Ao avaliar segundo a morfologia, nem todos os NC apresentaram a mesma resposta à AR. No subgrupo com presença de calcificação contralateral, a AR reduziu de maneira muito significativa a TVR, com uma incidência de 8,6% vs. 51,6% (p de não interação < 0,001). Em contraposição, em ausência de dita característica, não foi observado um benefício evidente (38,6% vs. 25,3%; p = 0,11).
CONCLUSÕES
Esta subanálise do registro U-SCAN mostra que, em pacientes com nódulos calcificados, a aterectomia rotacional se associa com uma redução significativa da revascularização da lesão alvo no seguimento a longo prazo, sendo mais efetiva no subgrupo com NC e calcificação contralateral. Por isso, uma adequada caracterização mediante imagens intravasculares poderia otimizar os resultados ao orientar na escolha de uma estratégia terapêutica mais adequada.
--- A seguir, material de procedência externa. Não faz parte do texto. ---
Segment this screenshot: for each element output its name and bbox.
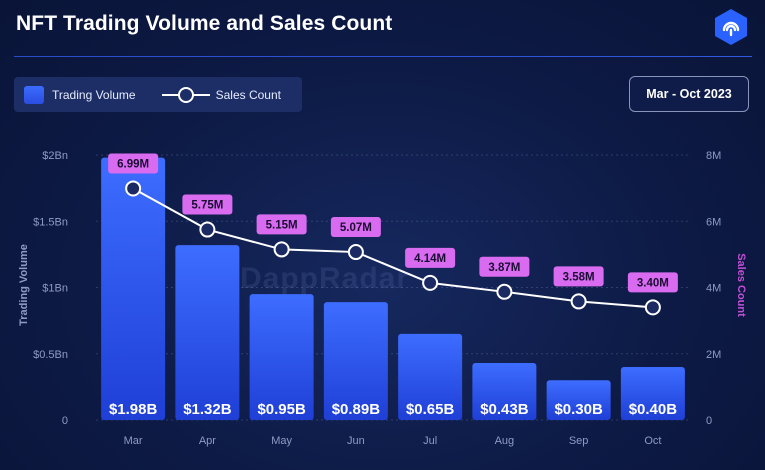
y-right-tick-label: 2M [706,349,721,361]
volume-bar [620,367,685,420]
volume-bar [546,380,611,420]
volume-bar [323,302,388,420]
x-tick-label: Oct [644,435,661,447]
volume-bar [249,294,314,420]
y-axis-title: Trading Volume [18,244,30,326]
sales-label-box [108,153,159,174]
x-tick-label: Jul [423,435,437,447]
volume-bar-label: $0.89B [332,401,381,418]
sales-label-box [627,272,678,293]
x-tick-label: Aug [495,435,515,447]
y-tick-label: 0 [62,415,68,427]
y-tick-label: $1.5Bn [33,216,68,228]
volume-bar-label: $1.98B [109,401,158,418]
header-divider [14,56,752,57]
sales-point [125,180,142,197]
y-right-tick-label: 6M [706,216,721,228]
y-tick-label: $0.5Bn [33,349,68,361]
sales-point-label: 4.14M [414,253,446,265]
volume-bar-label: $1.32B [183,401,232,418]
volume-bar-label: $0.40B [629,401,678,418]
sales-label-box [405,247,456,268]
sales-label-box [256,214,307,235]
sales-label-box [553,266,604,287]
y-right-tick-label: 0 [706,415,712,427]
y-tick-label: $2Bn [42,150,68,162]
legend-sales-marker [161,86,210,103]
volume-bar [398,333,463,420]
sales-label-box [182,194,233,215]
x-tick-label: Jun [347,435,365,447]
x-tick-label: Mar [124,435,143,447]
volume-bar-label: $0.43B [480,401,529,418]
date-range-badge: Mar - Oct 2023 [629,76,749,112]
sales-point-label: 3.40M [637,277,669,289]
volume-bar-label: $0.30B [554,401,603,418]
volume-bar [472,363,537,420]
y-right-tick-label: 8M [706,150,721,162]
volume-bar-label: $0.95B [257,401,306,418]
sales-point [347,244,364,261]
watermark: DappRadar [240,262,410,295]
x-tick-label: Apr [199,435,216,447]
x-tick-label: May [271,435,292,447]
legend-sales-label: Sales Count [215,87,281,102]
chart-legend: Trading Volume Sales Count [14,77,302,112]
volume-bar [175,245,240,420]
sales-point [644,299,661,316]
sales-point-label: 6.99M [117,158,149,170]
y-right-axis-title: Sales Count [735,253,747,317]
sales-point-label: 5.07M [340,222,372,234]
sales-point-label: 3.58M [563,271,595,283]
legend-volume-swatch [24,85,44,104]
volume-bar [101,157,166,420]
chart-title: NFT Trading Volume and Sales Count [16,12,393,35]
y-right-tick-label: 4M [706,283,721,295]
sales-point [570,293,587,310]
sales-label-box [479,256,530,277]
sales-point [496,283,513,300]
sales-line [132,187,653,309]
x-tick-label: Sep [569,435,589,447]
sales-point [199,221,216,238]
sales-point-label: 5.15M [266,219,298,231]
legend-volume-label: Trading Volume [52,87,136,102]
sales-label-box [330,217,381,238]
sales-point-label: 5.75M [191,200,223,212]
y-tick-label: $1Bn [42,283,68,295]
sales-point-label: 3.87M [488,262,520,274]
volume-bar-label: $0.65B [406,401,455,418]
sales-point [273,241,290,258]
sales-point [422,274,439,291]
dappradar-logo-icon [715,9,747,45]
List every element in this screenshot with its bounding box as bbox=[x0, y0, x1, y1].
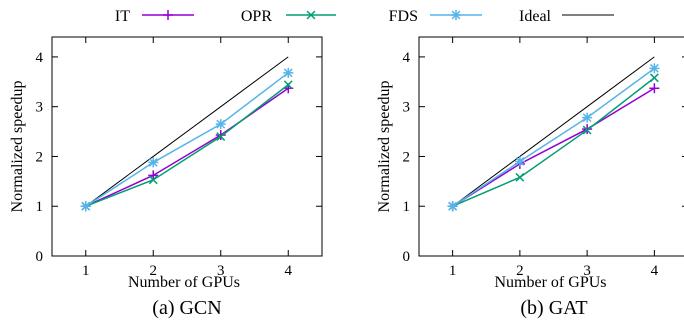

Fonte: Yabumoto N, Fujino M, Kiyoshige E, Sugane H, Hosoda H, Kitahara S, Fujino Y, Mitsui K, Murai K, Iwai T, Sawada K, Matama H, Honda S, Nakao K, Yoneda S, Takagi K, Asaumi Y, Ogata S, Nishimura K, Kawai K, Tsujita K, Noguchi T, Kataoka Y. Enhanced Efficacy of Rotational Atherectomy for Calcified Nodules With Contralateral Calcification: Insights From a Multicenter Intravascular Ultrasound Imaging Study. Circ Cardiovasc Interv. 2026 Apr;19(4):e015932. doi: 10.1161/CIRCINTERVENTIONS.125.015932. Epub 2026 Feb 11. PMID: 41669840; PMCID: PMC13098656.